Max Gablonsky

Max " Gaberl " Gablonsky (* January 1, 1890; † July 16, 1969 ) was a German football player and athlete.

Career

Gablonsky played mostly at right winger for Bayern Munich and was by its speed an outstanding striker. With his club he took in the round 1909/10 behind the master Karlsruher FV the runner-up in southern Germany and was nominated by the DFB for the international match on May 16, 1910 in Duisburg against Belgium. The organizational deficiencies in advance of the international game - the day before had in Cologne, the final of the German soccer championship between Karlsruher FV and Holstein Kiel taken place - such as lack of time to prepare, lack of DFB Official, missing players in the playoff teams and the arrival in Duisburg of only seven players one hour before kick-off - brought it about that the Belgian players encounter against " from the spectators environment filled national " ( Alfred Berg Stockhausen, Andreas Breynk, Lothar Budzinski - Kreth and Christian Schilling ) won with 3-0. For the first three Mentioned it remained the only international match, which they completed.

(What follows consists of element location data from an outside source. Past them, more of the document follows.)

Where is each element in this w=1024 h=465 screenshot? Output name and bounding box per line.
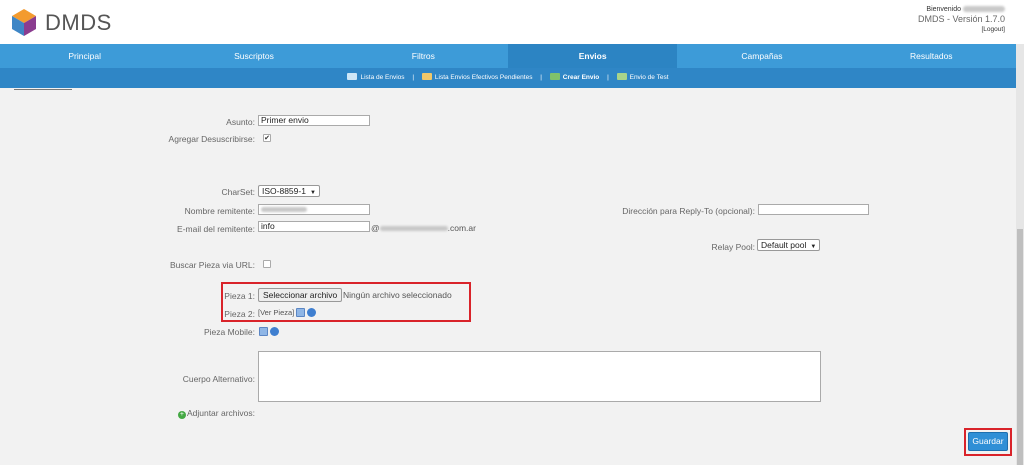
test-send-icon xyxy=(616,73,627,80)
select-file-button[interactable]: Seleccionar archivo xyxy=(258,288,343,302)
welcome-text: Bienvenido xyxy=(926,6,962,13)
header: DMDS Bienvenido DMDS - Versión 1.7.0 [Lo… xyxy=(0,0,1024,44)
mobile-piece-label: Pieza Mobile: xyxy=(203,327,255,337)
unsubscribe-label: Agregar Desuscribirse: xyxy=(168,134,255,144)
nav-suscriptos[interactable]: Suscriptos xyxy=(169,44,338,68)
charset-label: CharSet: xyxy=(221,187,255,197)
reply-to-input[interactable] xyxy=(758,204,869,215)
app-name: DMDS xyxy=(45,10,112,35)
edit-icon[interactable] xyxy=(259,327,268,336)
url-search-label: Buscar Pieza via URL: xyxy=(169,260,255,270)
piece2-actions: [Ver Pieza] xyxy=(258,308,317,317)
url-search-checkbox[interactable] xyxy=(263,260,271,268)
subnav-lista-envios[interactable]: Lista de Envios xyxy=(347,73,405,81)
chevron-down-icon: ▼ xyxy=(309,190,316,196)
subject-input[interactable]: Primer envio xyxy=(258,115,370,126)
mail-icon xyxy=(347,73,358,80)
scrollbar-thumb[interactable] xyxy=(1017,229,1023,465)
file-status: Ningún archivo seleccionado xyxy=(343,290,452,300)
sender-name-input[interactable] xyxy=(258,204,370,215)
separator: | xyxy=(607,74,609,81)
subnav-crear-envio[interactable]: Crear Envio xyxy=(549,73,599,81)
subnav-envios-pendientes[interactable]: Lista Envios Efectivos Pendientes xyxy=(421,73,532,81)
domain-redacted xyxy=(379,226,448,232)
version-text: DMDS - Versión 1.7.0 xyxy=(917,14,1005,24)
nav-principal[interactable]: Principal xyxy=(0,44,169,68)
relay-pool-select[interactable]: Default pool ▼ xyxy=(757,239,821,251)
separator: | xyxy=(412,74,415,81)
edit-icon[interactable] xyxy=(296,308,306,317)
browser-icon[interactable] xyxy=(270,327,279,336)
nav-filtros[interactable]: Filtros xyxy=(339,44,508,68)
save-button[interactable]: Guardar xyxy=(968,432,1008,451)
browser-icon[interactable] xyxy=(307,308,317,317)
chevron-down-icon: ▼ xyxy=(810,244,817,250)
package-icon xyxy=(421,73,432,80)
sender-email-label: E-mail del remitente: xyxy=(177,224,255,234)
subject-label: Asunto: xyxy=(226,117,255,127)
user-panel: Bienvenido DMDS - Versión 1.7.0 [Logout] xyxy=(918,6,1005,33)
alt-body-label: Cuerpo Alternativo: xyxy=(182,374,255,384)
sender-name-redacted xyxy=(261,207,307,213)
sender-name-label: Nombre remitente: xyxy=(184,206,255,216)
add-icon[interactable]: + xyxy=(177,411,186,419)
sender-email-input[interactable]: info xyxy=(258,221,370,232)
logout-link[interactable]: [Logout] xyxy=(918,26,1006,33)
dmds-logo-icon xyxy=(12,9,36,36)
sender-email-domain: @ .com.ar xyxy=(371,223,476,233)
charset-select[interactable]: ISO-8859-1 ▼ xyxy=(258,185,320,197)
sub-nav: Lista de Envios | Lista Envios Efectivos… xyxy=(0,68,1016,88)
username-redacted xyxy=(963,6,1005,13)
send-icon xyxy=(549,73,560,80)
separator: | xyxy=(540,74,542,81)
reply-to-label: Dirección para Reply-To (opcional): xyxy=(622,206,755,216)
alt-body-textarea[interactable] xyxy=(258,351,821,402)
nav-envios[interactable]: Envios xyxy=(507,44,678,68)
main-nav: Principal Suscriptos Filtros Envios Camp… xyxy=(0,44,1016,68)
breadcrumb-link[interactable] xyxy=(14,87,72,90)
unsubscribe-checkbox[interactable]: ✔ xyxy=(263,134,271,142)
subnav-envio-test[interactable]: Envio de Test xyxy=(616,73,669,81)
nav-campanas[interactable]: Campañas xyxy=(677,44,846,68)
mobile-piece-actions xyxy=(257,326,279,336)
page-scrollbar[interactable] xyxy=(1016,44,1024,465)
piece1-label: Pieza 1: xyxy=(224,291,255,301)
view-piece-link[interactable]: [Ver Pieza] xyxy=(258,308,294,317)
relay-pool-label: Relay Pool: xyxy=(711,242,755,252)
nav-resultados[interactable]: Resultados xyxy=(847,44,1016,68)
attach-files[interactable]: + Adjuntar archivos: xyxy=(177,408,255,419)
piece2-label: Pieza 2: xyxy=(224,309,255,319)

With this first of four international matches ( until 1911 ) he was the first national player and next center forward and goalkeeper Fritz Prince Ludwig Hofmeister one of three national players of FC Bayern Munich before the First World War.

In the 1910/11 season it was enough with Bayern Munich again for vice-championship in southern Germany and on March 26, 1911 came " Gaberl " Gablonsky in Stuttgart in a 6-2 win over the choice of Switzerland for his second international appearance. He stormed on outside right on the side of conveyor Fritz, Gottfried Fuchs and Eugene Kipp and scored his only international match gate, which was attributed to the DFB statistics until 2011 erroneously Gottfried Fuchs. It was only at the initiative of the Son and of FC Bayern München DFB changed in September 2011, after 100 years the statistics. He is not only the first player of FC Bayern Munich who came to international match honors, but at the same time also the first who succeeded one international goal.

On November 13, 1910, he had also mitgestürmt in competition at the Crown Prince Cup semi-final match in the south of Germany to Berlin in a 3-1 success. But here he was struggling in the form of Karlsruhers Karl Wegele with great competition. In October 1911, the Munich came again to two other internationals: On 9 in Dresden in the 1-2 defeat against the selection of Austria and 29 in Hamburg in the 1-3 defeat against the selection of Sweden.

An outstanding athlete two years later he was a member of the German 4 x 100 - meter relay for the Olympic Games in Stockholm. But his studies at the Technical University then forced him to renounce participation.

After his playing days at Bayern Munich, for whom he played until 1922 about 500 times as right winger, he settled as a town planner in Duisburg. He finished his career with the Duisburg SpV.